Alors que le monde fait face à des défis sanitaires et environnementaux croissants, l’approche One Health – littéralement, « une seule santé » – gagne en pertinence. Elle promeut l’interconnexion entre les santés animale, humaine et environnementale. Le Docteur Eddy Timmermans, Cofondateur de Vétérinaires Sans Frontières (VSF), nous en détaille tout le bien-fondé.

Docteur Eddy Timmermans
Cofondateur de Vétérinaires Sans Frontières (VSF)
La mission de VSF est d’améliorer les conditions de vie et les moyens d’existence des communautés défavorisées qui dépendent de l’élevage. Eddy Timmermans en souligne l’importance : « Il y a environ un milliard de personnes vivant sous le seuil de pauvreté sur terre, dont 60 % pratiquent l’élevage. Le bétail – vaches, poules ou autres – est souvent la principale source de revenus et de nutrition. Assurer la santé de ces animaux est donc un impératif pour la dignité et la survie de ces communautés. »
Des solutions de proximité durables
Majoritairement active en Afrique, VSF intervient dans des pays où l’agriculture occupe jusqu’à 80 % de la population active, contrastant fortement avec les 4 % observés en Europe. Loin de se contenter d’apporter de l’aide ponctuelle, l’organisation déploie des solutions concrètes dans une optique à long terme.
Comme le précise notre interlocuteur, la première étape – cruciale – est « d’appuyer l’installation de services vétérinaires privés locaux qui soient efficaces et accessibles. Déjà formés, ces professionnels reçoivent un soutien pour ouvrir leur cabinet, acquérir un fonds de roulement en médicaments ou un moyen de locomotion comme une moto. »
Cependant, la vaste étendue des territoires d’intervention rend souvent l’action d’un seul vétérinaire insuffisante. C’est là qu’intervient une autre initiative clé de VSF : la formation d’agents communautaires de santé animale. « Sélectionnés et identifiés par les populations locales, ces éleveurs sont formés pour devenir le maillon essentiel entre le vétérinaire et la communauté.
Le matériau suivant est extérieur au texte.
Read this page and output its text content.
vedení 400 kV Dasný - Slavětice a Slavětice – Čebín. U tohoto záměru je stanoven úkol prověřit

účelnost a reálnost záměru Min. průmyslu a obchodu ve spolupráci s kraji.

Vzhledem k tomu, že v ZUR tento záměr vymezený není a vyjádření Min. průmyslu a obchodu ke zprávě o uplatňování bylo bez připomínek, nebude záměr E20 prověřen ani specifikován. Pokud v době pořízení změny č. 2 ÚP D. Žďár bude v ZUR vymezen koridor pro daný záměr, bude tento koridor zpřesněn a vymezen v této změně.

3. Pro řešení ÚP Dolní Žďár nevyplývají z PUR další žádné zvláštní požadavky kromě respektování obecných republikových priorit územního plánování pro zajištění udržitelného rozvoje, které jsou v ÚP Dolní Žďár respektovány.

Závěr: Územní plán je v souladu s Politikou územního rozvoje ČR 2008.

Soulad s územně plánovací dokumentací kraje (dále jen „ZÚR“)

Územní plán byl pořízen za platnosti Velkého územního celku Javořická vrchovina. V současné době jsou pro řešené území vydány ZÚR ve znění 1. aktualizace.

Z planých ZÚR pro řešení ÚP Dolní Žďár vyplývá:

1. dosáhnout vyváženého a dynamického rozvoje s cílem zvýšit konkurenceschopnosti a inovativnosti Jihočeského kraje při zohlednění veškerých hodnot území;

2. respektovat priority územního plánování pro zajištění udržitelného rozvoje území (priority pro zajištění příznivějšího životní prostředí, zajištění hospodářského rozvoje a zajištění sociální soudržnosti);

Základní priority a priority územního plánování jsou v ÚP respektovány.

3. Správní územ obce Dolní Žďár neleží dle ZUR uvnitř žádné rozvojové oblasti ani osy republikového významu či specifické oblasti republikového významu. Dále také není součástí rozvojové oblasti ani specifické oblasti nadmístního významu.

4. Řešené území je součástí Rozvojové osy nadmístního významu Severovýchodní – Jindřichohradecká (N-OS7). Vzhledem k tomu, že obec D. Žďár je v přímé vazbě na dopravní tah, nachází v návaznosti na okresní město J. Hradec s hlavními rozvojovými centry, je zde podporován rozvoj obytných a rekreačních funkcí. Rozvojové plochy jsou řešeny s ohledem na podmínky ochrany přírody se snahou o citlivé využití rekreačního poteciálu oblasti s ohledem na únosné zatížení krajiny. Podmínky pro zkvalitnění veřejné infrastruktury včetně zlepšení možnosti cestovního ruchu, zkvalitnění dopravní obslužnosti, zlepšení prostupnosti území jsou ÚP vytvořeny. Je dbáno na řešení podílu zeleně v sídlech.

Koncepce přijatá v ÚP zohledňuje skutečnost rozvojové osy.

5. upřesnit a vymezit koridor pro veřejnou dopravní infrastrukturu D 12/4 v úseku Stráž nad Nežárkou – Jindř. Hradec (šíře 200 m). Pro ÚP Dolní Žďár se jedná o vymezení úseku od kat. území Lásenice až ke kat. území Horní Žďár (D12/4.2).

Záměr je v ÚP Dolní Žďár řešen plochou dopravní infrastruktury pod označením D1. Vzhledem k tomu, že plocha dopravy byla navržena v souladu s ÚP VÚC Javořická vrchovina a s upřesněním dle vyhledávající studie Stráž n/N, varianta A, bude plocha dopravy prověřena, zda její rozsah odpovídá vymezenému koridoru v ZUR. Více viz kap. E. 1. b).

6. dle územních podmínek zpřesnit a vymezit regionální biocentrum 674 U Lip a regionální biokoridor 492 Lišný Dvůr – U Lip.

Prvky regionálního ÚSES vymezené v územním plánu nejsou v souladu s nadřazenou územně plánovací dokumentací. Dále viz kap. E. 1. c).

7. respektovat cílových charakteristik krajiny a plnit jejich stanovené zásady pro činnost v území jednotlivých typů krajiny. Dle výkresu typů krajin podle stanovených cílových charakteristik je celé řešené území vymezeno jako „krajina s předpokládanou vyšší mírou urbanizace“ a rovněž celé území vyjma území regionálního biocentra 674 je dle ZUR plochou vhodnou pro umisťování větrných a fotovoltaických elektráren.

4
Ils participent aux campagnes de vaccination et prodiguent des soins de base. Lorsqu’un problème dépasse leur domaine de compétence, ils font appel aux vétérinaires. » Ce système garantit un service de proximité de qualité, évitant aux éleveurs des trajets longs et coûteux pour accéder aux soins.
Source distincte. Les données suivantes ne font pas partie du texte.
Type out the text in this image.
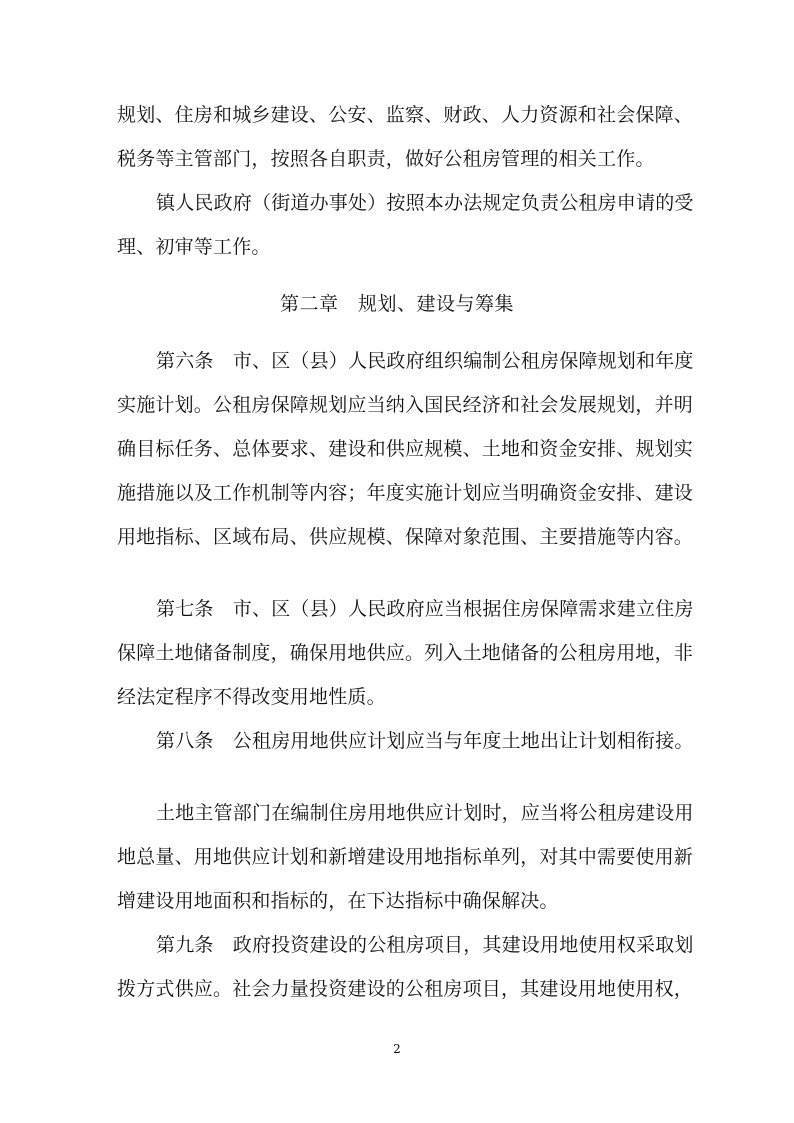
规划、住房和城乡建设、公安、监察、财政、人力资源和社会保障、
税务等主管部门，按照各自职责，做好公租房管理的相关工作。
镇人民政府（街道办事处）按照本办法规定负责公租房申请的受
理、初审等工作。
第二章　规划、建设与筹集
第六条　市、区（县）人民政府组织编制公租房保障规划和年度
实施计划。公租房保障规划应当纳入国民经济和社会发展规划，并明
确目标任务、总体要求、建设和供应规模、土地和资金安排、规划实
施措施以及工作机制等内容；年度实施计划应当明确资金安排、建设
用地指标、区域布局、供应规模、保障对象范围、主要措施等内容。
第七条　市、区（县）人民政府应当根据住房保障需求建立住房
保障土地储备制度，确保用地供应。列入土地储备的公租房用地，非
经法定程序不得改变用地性质。
第八条　公租房用地供应计划应当与年度土地出让计划相衔接。
土地主管部门在编制住房用地供应计划时，应当将公租房建设用
地总量、用地供应计划和新增建设用地指标单列，对其中需要使用新
增建设用地面积和指标的，在下达指标中确保解决。
第九条　政府投资建设的公租房项目，其建设用地使用权采取划
拨方式供应。社会力量投资建设的公租房项目，其建设用地使用权，
2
Au-delà de l’offre de services, l’association sensibilise les éleveurs à l’importance de la santé animale, des vaccinations et de bonnes pratiques d’hygiène en élevage. L’enjeu est de taille : les maladies animales sont responsables de 20 % des pertes de production.
L’urgence d’une vision intégrée
Toutes ces missions soulignent l’importance cruciale d’une collaboration étroite entre acteurs de la santé animale, santé humaine et de l’environnement, au cœur du concept One Health. « 60 % des maladies infectieuses humaines sont d’origine animale », relève Eddy Timmermans, citant entre autres la grippe aviaire, Ebola ou le SRAS. « Les vétérinaires et les éleveurs jouent un rôle crucial dans l’épidémiosurveillance. Ils agissent comme le premier maillon pour prévenir ces zoonoses, responsables de plus de 2 millions de décès par an dans le monde selon l’OMS. »
Cette approche se traduit concrètement par le renforcement des services vétérinaires de proximité et l’amélioration des moyens d’existence des éleveurs. En effet, la dégradation de l’environnement étant un facteur majeur de l’augmentation des épidémies de maladies infectieuses d’origine zoonotique, VSF accompagne les éleveurs dans l’adoption de pratiques agricoles intégrées, à la fois respectueuses des ressources naturelles et sources de nourriture et de revenus.
Enfin, l’association s’attaque à un autre défi : la résistance aux antimicrobiens. « Nous mettons l’accent sur la prévention par l’hygiène et les vaccinations, suivant l’adage ‘mieux vaut prévenir que guérir’. Le but est de préserver l’efficacité des antibiotiques », conclut-t-il.